Aos 50 anos, o conselheiro Dirceu Rodolfo assumiu a presidência do Tribunal de Contas do Estado de Pernambuco (TCE-PE) no dia 30 de dezembro. A posse ocorrerá na próxima terça. Ele ingressou na instituição há 26 anos, quando passou em um concurso para procurador do Ministério Público de Contas (MPCO). No seu gabinete, espadas lembram um dos seus hobbies: lutar karatê. Também toca guitarra. Na sua gestão, promete instituir um procon dos órgãos públicos que chegue ao cidadão. Nesta entrevista à repórter Angela Fernanda Belfort, conta um pouco da sua trajetória.
JC - Falta uma maior proximidade entre o TCE e a população?
DIRCEU RODOLFO – A gente tem uma dificuldade de comunicar o que a gente faz. Agora, está buscando por todas as vias estar mais próximo. Por exemplo, a gente tem uma possibilidade do cidadão saber o que está ocorrendo com as contas públicas através do Tome Conta, uma ferramenta que não só a imprensa e a sociedade civil organizada utilizam, mas o cidadão mais simples pode ter acesso e ver o que está acontecendo com as contas públicas. Tem informações das mais simples às mais complexas. Qualquer um pode ter acesso. O grande problema é que o tribunal nasceu de um modelo de direito continental que veio de Portugal, da Alemanha e do modelo francês, e tem essa expectativa de punição. E, quando o tribunal não pune, há um descrédito do trabalho do tribunal. No entanto, o Tribunal também faz um trabalho de profilaxia, de prevenção, de educação do gestor público...
JC - Mas, por exemplo, um cidadão que se sinta prejudicado por uma estatal recorre a quem? O que a gente percebe é que o cidadão paga muito imposto, e ninguém escuta ele...
DIRCEU – Faltava um código de defesa do consumidor do serviço público, que foi criado em 2018. O tribunal está se preparando para ser o Procon do serviço público. Vamos ser um dos órgãos que vão fazer isso. Se o serviço público não está a contento com relação à demanda e à qualidade – pode ser o fornecimento de água ou transporte público –, vamos criar uma ferramenta diferenciada para fazer face ao que estabelece essa lei que cria órgãos deliberativos, paritários, para estabelecer a análise da qualidade e quantidade desse serviço. A gente também pensa em implantar algum mecanismo de inteligência artificial para responder somente aquilo que pode ser respondido (por um robô). Temos que chegar ao cidadão, onde o Estado não chegou. Se não chegou água, saneamento, a gente tem tudo a ver com isso, porque esses serviços dependem da implantação de políticas públicas.

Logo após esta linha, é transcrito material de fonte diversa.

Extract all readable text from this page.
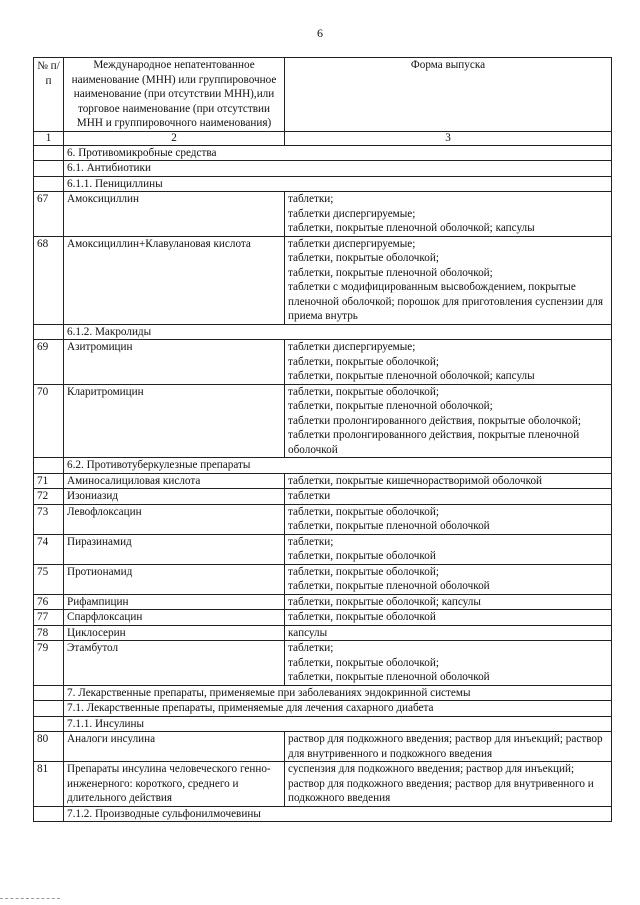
6
№ п/п	Международное непатентованное наименование (МНН) или группировочное наименование (при отсутствии МНН),или торговое наименование (при отсутствии МНН и группировочного наименования)	Форма выпуска
1	2	3
	6. Противомикробные средства	
	6.1. Антибиотики	
	6.1.1. Пенициллины	
67	Амоксициллин	таблетки;
таблетки диспергируемые;
таблетки, покрытые пленочной оболочкой; капсулы

68	Амоксициллин+Клавулановая кислота	таблетки диспергируемые;
таблетки, покрытые оболочкой;
таблетки, покрытые пленочной оболочкой;
таблетки с модифицированным высвобождением, покрытые пленочной оболочкой; порошок для приготовления суспензии для приема внутрь

	6.1.2. Макролиды	
69	Азитромицин	таблетки диспергируемые;
таблетки, покрытые оболочкой;
таблетки, покрытые пленочной оболочкой; капсулы

70	Кларитромицин	таблетки, покрытые оболочкой;
таблетки, покрытые пленочной оболочкой;
таблетки пролонгированного действия, покрытые оболочкой;
таблетки пролонгированного действия, покрытые пленочной оболочкой

	6.2. Противотуберкулезные препараты	
71	Аминосалициловая кислота	таблетки, покрытые кишечнорастворимой оболочкой

72	Изониазид	таблетки

73	Левофлоксацин	таблетки, покрытые оболочкой;
таблетки, покрытые пленочной оболочкой

74	Пиразинамид	таблетки;
таблетки, покрытые оболочкой

75	Протионамид	таблетки, покрытые оболочкой;
таблетки, покрытые пленочной оболочкой

76	Рифампицин	таблетки, покрытые оболочкой; капсулы

77	Спарфлоксацин	таблетки, покрытые оболочкой

78	Циклосерин	капсулы

79	Этамбутол	таблетки;
таблетки, покрытые оболочкой;
таблетки, покрытые пленочной оболочкой

	7. Лекарственные препараты, применяемые при заболеваниях эндокринной системы	
	7.1. Лекарственные препараты, применяемые для лечения сахарного диабета	
	7.1.1. Инсулины	
80	Аналоги инсулина	раствор для подкожного введения; раствор для инъекций; раствор для внутривенного и подкожного введения

81	Препараты инсулина человеческого генно-инженерного: короткого, среднего и длительного действия	суспензия для подкожного введения; раствор для инъекций; раствор для подкожного введения; раствор для внутривенного и подкожного введения

	7.1.2. Производные сульфонилмочевины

JC – E como vai ser a sua gestão à frente do TCE?
DIRCEU – É tranquilo administrar o TCE, que tem um grupo de servidores de excelência. Nas questões administrativa, burocrática, financeira, o tribunal é muito bem resolvido e equacionado. Tem pessoas que caminham com uma tranquilidade grande com informações muito precisas sobre a própria gestão. O TCE é muito enxuto tanto no seu funcionamento como com relação à racionalidade de recursos. Logicamente, todos os anos, há um desafio a mais. E, nesses próximos dois anos, tem o ingresso de novos servidores, a folha de pagamento tem que estar dentro do padrão da Lei de Responsabilidade Fiscal (que estabelece limites a serem gastos com pessoal). O Tribunal de Contas tem que dar o exemplo e estar sempre abaixo do limite da LRF. O Tribunal tem um planejamento estratégico desde meados de 2003. O Tribunal sabe o que vai fazer nos próximos quatro anos. Funciona meio como um PPA. Estou assumindo, refazendo os planos para quatro anos. Quem vai me suceder já vai executar este plano. A gente já se planeja para os quatro anos, porque tem o monitoramento dessas metas. O planejamento nos permite saber o que já foi feito. Os próprios procedimentos e os papéis de trabalho são bem definidos.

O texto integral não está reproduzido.